The EBRD is lending €2.5 million to Kyiv Medical University (KMU), a private business which provides graduate and post-graduate medicine, dentistry and pharmacy education to 3,400 students in Ukraine and Poland, to complete a new campus for its students, who partially relocated to Poland in the wake of the 2022 Russian invasion.
The project will bring new courses and 35 per cent more students, with the Polish campus expected to generate 38 per cent of the company’s revenue this academic year and to facilitate the creation of more than 200 work placements for doctors and educators. Although Russia’s war on Ukraine delivered a severe blow to medical education in Ukraine, with declining international student numbers and declining revenues, this will help the university reliably deliver educational services until the end of the war.
The EBRD, which is Ukraine’s largest institutional investor, has a strategic focus on working with the country’s private sector and lending to small- and medium-sized enterprises is a key part of this support. KMU has been an EBRD client since 2018, when the EBRD lent €1.3 million so the company could acquire its Kyiv campus building. That loan was repaid in full in April 2023.

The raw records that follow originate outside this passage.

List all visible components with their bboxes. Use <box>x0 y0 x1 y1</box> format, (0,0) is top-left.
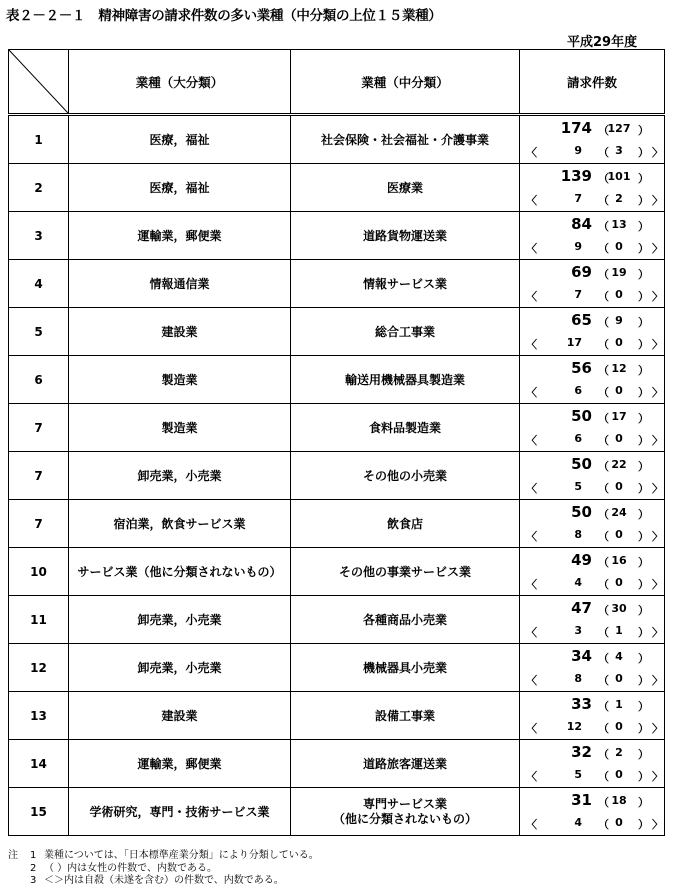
female-claims: 24 <box>611 506 627 519</box>
paren-open: （ <box>598 364 609 377</box>
suicide-claims: 8 <box>574 672 582 685</box>
middle-category-label: 総合工事業 <box>374 325 435 339</box>
paren-close: ） <box>638 700 649 713</box>
suicide-female-claims: 0 <box>615 816 623 829</box>
major-category-cell: 医療，福祉 <box>69 164 291 212</box>
angle-close: 〉 <box>652 434 663 447</box>
female-claims: 19 <box>611 266 627 279</box>
middle-category-label: 設備工事業 <box>374 709 435 723</box>
angle-open: 〈 <box>526 242 537 255</box>
major-category-cell: 製造業 <box>69 356 291 404</box>
paren-close: ） <box>638 290 649 303</box>
paren-close: ） <box>638 364 649 377</box>
suicide-female-claims: 0 <box>615 336 623 349</box>
female-claims: 13 <box>611 218 627 231</box>
rank-cell: 1 <box>9 115 69 164</box>
paren-open: （ <box>598 796 609 809</box>
major-category-cell: 卸売業，小売業 <box>69 644 291 692</box>
footnote-number: 3 <box>30 875 37 886</box>
claim-count-cell <box>520 500 665 548</box>
angle-open: 〈 <box>526 674 537 687</box>
total-claims: 32 <box>571 743 592 761</box>
claim-count-cell <box>520 596 665 644</box>
paren-open: （ <box>598 530 609 543</box>
middle-category-label: 社会保険・社会福祉・介護事業 <box>320 133 489 147</box>
paren-open: （ <box>598 220 609 233</box>
female-claims: 4 <box>615 650 623 663</box>
angle-open: 〈 <box>526 578 537 591</box>
paren-close: ） <box>638 220 649 233</box>
paren-close: ） <box>638 530 649 543</box>
suicide-female-claims: 0 <box>615 480 623 493</box>
total-claims: 139 <box>560 167 592 185</box>
paren-open: （ <box>598 508 609 521</box>
middle-category-cell <box>291 404 520 452</box>
footnote-prefix: 注 <box>8 850 18 861</box>
paren-close: ） <box>638 172 649 185</box>
corner-diagonal-cell <box>9 50 69 115</box>
female-claims: 16 <box>611 554 627 567</box>
footnote-3 <box>8 875 319 888</box>
paren-close: ） <box>638 124 649 137</box>
angle-open: 〈 <box>526 770 537 783</box>
middle-category-label: 情報サービス業 <box>362 277 447 291</box>
suicide-female-claims: 0 <box>615 384 623 397</box>
paren-open: （ <box>598 316 609 329</box>
suicide-claims: 4 <box>574 576 582 589</box>
rank-cell: 2 <box>9 164 69 212</box>
angle-close: 〉 <box>652 626 663 639</box>
table-row <box>9 740 665 788</box>
paren-close: ） <box>638 508 649 521</box>
middle-category-cell <box>291 115 520 164</box>
paren-close: ） <box>638 338 649 351</box>
middle-category-cell <box>291 692 520 740</box>
paren-open: （ <box>598 604 609 617</box>
major-category-cell: 製造業 <box>69 404 291 452</box>
paren-close: ） <box>638 386 649 399</box>
claim-count-cell <box>520 212 665 260</box>
table-row <box>9 500 665 548</box>
middle-category-cell <box>291 308 520 356</box>
suicide-female-claims: 3 <box>615 144 623 157</box>
major-category-cell: 卸売業，小売業 <box>69 452 291 500</box>
suicide-female-claims: 0 <box>615 672 623 685</box>
angle-close: 〉 <box>652 338 663 351</box>
claim-count-cell <box>520 308 665 356</box>
total-claims: 47 <box>571 599 592 617</box>
middle-category-cell <box>291 356 520 404</box>
rank-cell: 7 <box>9 404 69 452</box>
paren-close: ） <box>638 146 649 159</box>
angle-open: 〈 <box>526 722 537 735</box>
paren-open: （ <box>598 268 609 281</box>
angle-close: 〉 <box>652 530 663 543</box>
major-category-cell: 建設業 <box>69 692 291 740</box>
female-claims: 30 <box>611 602 627 615</box>
angle-open: 〈 <box>526 194 537 207</box>
rank-cell: 3 <box>9 212 69 260</box>
claim-count-cell <box>520 356 665 404</box>
rank-cell: 14 <box>9 740 69 788</box>
suicide-claims: 8 <box>574 528 582 541</box>
suicide-female-claims: 0 <box>615 240 623 253</box>
middle-category-cell <box>291 212 520 260</box>
middle-category-cell <box>291 548 520 596</box>
suicide-claims: 9 <box>574 240 582 253</box>
paren-close: ） <box>638 578 649 591</box>
major-category-cell: サービス業（他に分類されないもの） <box>69 548 291 596</box>
major-category-cell: 建設業 <box>69 308 291 356</box>
paren-close: ） <box>638 674 649 687</box>
female-claims: 1 <box>615 698 623 711</box>
middle-category-cell <box>291 500 520 548</box>
angle-open: 〈 <box>526 146 537 159</box>
industry-claims-table <box>8 49 665 836</box>
middle-category-cell <box>291 788 520 836</box>
angle-close: 〉 <box>652 290 663 303</box>
paren-open: （ <box>598 748 609 761</box>
table-row <box>9 692 665 740</box>
total-claims: 50 <box>571 503 592 521</box>
table-row <box>9 596 665 644</box>
suicide-female-claims: 0 <box>615 528 623 541</box>
claim-count-cell <box>520 164 665 212</box>
angle-open: 〈 <box>526 434 537 447</box>
major-category-cell: 運輸業，郵便業 <box>69 212 291 260</box>
claim-count-cell <box>520 548 665 596</box>
angle-close: 〉 <box>652 194 663 207</box>
paren-open: （ <box>598 626 609 639</box>
header-middle-category: 業種（中分類） <box>291 50 520 115</box>
paren-open: （ <box>598 700 609 713</box>
suicide-claims: 5 <box>574 768 582 781</box>
total-claims: 174 <box>560 119 592 137</box>
table-row <box>9 212 665 260</box>
footnote-2 <box>8 863 319 876</box>
angle-close: 〉 <box>652 242 663 255</box>
table-row <box>9 452 665 500</box>
rank-cell: 11 <box>9 596 69 644</box>
female-claims: 9 <box>615 314 623 327</box>
footnotes <box>8 850 319 888</box>
suicide-claims: 3 <box>574 624 582 637</box>
footnote-number: 2 <box>30 862 37 874</box>
rank-cell: 10 <box>9 548 69 596</box>
female-claims: 12 <box>611 362 627 375</box>
angle-open: 〈 <box>526 530 537 543</box>
footnote-number: 1 <box>30 850 37 861</box>
suicide-female-claims: 0 <box>615 768 623 781</box>
middle-category-line2: （他に分類されないもの） <box>332 811 477 826</box>
claim-count-cell <box>520 644 665 692</box>
female-claims: 2 <box>615 746 623 759</box>
total-claims: 49 <box>571 551 592 569</box>
middle-category-label: 各種商品小売業 <box>362 613 447 627</box>
female-claims: 17 <box>611 410 627 423</box>
suicide-claims: 4 <box>574 816 582 829</box>
fiscal-year-label: 平成29年度 <box>567 35 638 50</box>
suicide-female-claims: 0 <box>615 432 623 445</box>
angle-close: 〉 <box>652 674 663 687</box>
angle-close: 〉 <box>652 722 663 735</box>
table-title: 表２－２－１ 精神障害の請求件数の多い業種（中分類の上位１５業種） <box>6 8 442 24</box>
total-claims: 56 <box>571 359 592 377</box>
paren-open: （ <box>598 770 609 783</box>
paren-close: ） <box>638 604 649 617</box>
angle-close: 〉 <box>652 146 663 159</box>
diagonal-line <box>9 50 68 113</box>
major-category-cell: 宿泊業，飲食サービス業 <box>69 500 291 548</box>
paren-open: （ <box>598 578 609 591</box>
paren-close: ） <box>638 316 649 329</box>
footnote-1 <box>8 850 319 863</box>
paren-open: （ <box>598 674 609 687</box>
paren-close: ） <box>638 268 649 281</box>
suicide-female-claims: 1 <box>615 624 623 637</box>
paren-close: ） <box>638 770 649 783</box>
suicide-female-claims: 2 <box>615 192 623 205</box>
suicide-claims: 7 <box>574 192 582 205</box>
paren-open: （ <box>598 242 609 255</box>
paren-open: （ <box>598 482 609 495</box>
middle-category-label: その他の小売業 <box>362 469 447 483</box>
suicide-female-claims: 0 <box>615 720 623 733</box>
middle-category-label: 道路貨物運送業 <box>362 229 447 243</box>
rank-cell: 13 <box>9 692 69 740</box>
paren-close: ） <box>638 556 649 569</box>
suicide-claims: 9 <box>574 144 582 157</box>
table-row <box>9 308 665 356</box>
rank-cell: 7 <box>9 452 69 500</box>
header-row <box>9 50 665 115</box>
paren-open: （ <box>598 290 609 303</box>
table-row <box>9 356 665 404</box>
suicide-claims: 5 <box>574 480 582 493</box>
suicide-claims: 6 <box>574 432 582 445</box>
middle-category-label: 道路旅客運送業 <box>362 757 447 771</box>
paren-open: （ <box>598 722 609 735</box>
middle-category-cell <box>291 260 520 308</box>
paren-open: （ <box>598 556 609 569</box>
claim-count-cell <box>520 740 665 788</box>
angle-open: 〈 <box>526 386 537 399</box>
middle-category-label: 食料品製造業 <box>368 421 441 435</box>
rank-cell: 5 <box>9 308 69 356</box>
major-category-cell: 医療，福祉 <box>69 115 291 164</box>
table-row <box>9 115 665 164</box>
paren-close: ） <box>638 194 649 207</box>
paren-close: ） <box>638 482 649 495</box>
paren-close: ） <box>638 460 649 473</box>
angle-close: 〉 <box>652 386 663 399</box>
paren-open: （ <box>598 146 609 159</box>
paren-close: ） <box>638 722 649 735</box>
angle-close: 〉 <box>652 482 663 495</box>
paren-close: ） <box>638 748 649 761</box>
claim-count-cell <box>520 404 665 452</box>
paren-open: （ <box>598 412 609 425</box>
paren-close: ） <box>638 652 649 665</box>
angle-open: 〈 <box>526 290 537 303</box>
total-claims: 50 <box>571 407 592 425</box>
angle-close: 〉 <box>652 818 663 831</box>
middle-category-label: 機械器具小売業 <box>362 661 447 675</box>
paren-open: （ <box>598 194 609 207</box>
paren-close: ） <box>638 818 649 831</box>
paren-open: （ <box>598 338 609 351</box>
claim-count-cell <box>520 788 665 836</box>
paren-close: ） <box>638 796 649 809</box>
total-claims: 69 <box>571 263 592 281</box>
paren-open: （ <box>598 124 609 137</box>
suicide-female-claims: 0 <box>615 576 623 589</box>
female-claims: 22 <box>611 458 627 471</box>
rank-cell: 12 <box>9 644 69 692</box>
major-category-cell: 運輸業，郵便業 <box>69 740 291 788</box>
paren-close: ） <box>638 434 649 447</box>
table-row <box>9 548 665 596</box>
angle-open: 〈 <box>526 818 537 831</box>
table-row <box>9 164 665 212</box>
middle-category-cell <box>291 164 520 212</box>
middle-category-cell <box>291 644 520 692</box>
angle-close: 〉 <box>652 578 663 591</box>
suicide-claims: 17 <box>566 336 582 349</box>
suicide-claims: 7 <box>574 288 582 301</box>
angle-open: 〈 <box>526 482 537 495</box>
middle-category-cell <box>291 452 520 500</box>
female-claims: 18 <box>611 794 627 807</box>
paren-close: ） <box>638 626 649 639</box>
middle-category-cell <box>291 596 520 644</box>
table-row <box>9 404 665 452</box>
claim-count-cell <box>520 260 665 308</box>
paren-close: ） <box>638 412 649 425</box>
footnote-text: ＜＞内は自殺（未遂を含む）の件数で、内数である。 <box>44 875 284 886</box>
major-category-cell: 学術研究，専門・技術サービス業 <box>69 788 291 836</box>
angle-open: 〈 <box>526 338 537 351</box>
female-claims: 127 <box>607 122 631 135</box>
table-row <box>9 260 665 308</box>
rank-cell: 4 <box>9 260 69 308</box>
middle-category-cell <box>291 740 520 788</box>
angle-open: 〈 <box>526 626 537 639</box>
paren-open: （ <box>598 434 609 447</box>
total-claims: 34 <box>571 647 592 665</box>
claim-count-cell <box>520 452 665 500</box>
paren-open: （ <box>598 652 609 665</box>
paren-close: ） <box>638 242 649 255</box>
paren-open: （ <box>598 386 609 399</box>
total-claims: 33 <box>571 695 592 713</box>
rank-cell: 6 <box>9 356 69 404</box>
table-row <box>9 788 665 836</box>
major-category-cell: 卸売業，小売業 <box>69 596 291 644</box>
header-claim-count: 請求件数 <box>520 50 665 115</box>
middle-category-label: 飲食店 <box>386 517 423 531</box>
middle-category-line1: 専門サービス業 <box>362 796 447 811</box>
total-claims: 31 <box>571 791 592 809</box>
rank-cell: 7 <box>9 500 69 548</box>
table-row <box>9 644 665 692</box>
paren-open: （ <box>598 818 609 831</box>
total-claims: 50 <box>571 455 592 473</box>
footnote-text: 業種については、「日本標準産業分類」により分類している。 <box>44 850 319 861</box>
total-claims: 65 <box>571 311 592 329</box>
header-major-category: 業種（大分類） <box>69 50 291 115</box>
footnote-text: （ ）内は女性の件数で、内数である。 <box>44 862 217 874</box>
paren-open: （ <box>598 172 609 185</box>
rank-cell: 15 <box>9 788 69 836</box>
suicide-claims: 12 <box>566 720 582 733</box>
middle-category-label: その他の事業サービス業 <box>338 565 471 579</box>
female-claims: 101 <box>607 170 631 183</box>
claim-count-cell <box>520 692 665 740</box>
suicide-female-claims: 0 <box>615 288 623 301</box>
middle-category-label: 医療業 <box>386 181 423 195</box>
total-claims: 84 <box>571 215 592 233</box>
claim-count-cell <box>520 115 665 164</box>
paren-open: （ <box>598 460 609 473</box>
middle-category-label: 輸送用機械器具製造業 <box>344 373 465 387</box>
angle-close: 〉 <box>652 770 663 783</box>
major-category-cell: 情報通信業 <box>69 260 291 308</box>
suicide-claims: 6 <box>574 384 582 397</box>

Now KMU, which has bought two properties in Katowice and Chorzów for its multicultural students, is repeating the campus project in a new location by refurbishing the Polish buildings and procuring new equipment.
The overall cost of the project is €4.1 million, with KMU providing finance alongside the EBRD.
Once the new KMU Polish campus is ready, it will be ready to host over 2000 Ukrainian and international students, as well to offer new study programmes such as physical rehabilitation, clinical psychology and nursing.
Expanding its activities is a mark of the resilience of Ukrainian business and ensures the quality of KMU’s educational services, as well as the safety of students and educators. Ultimately, this campus will help to improve the health and care provided to Ukrainian communities and beyond.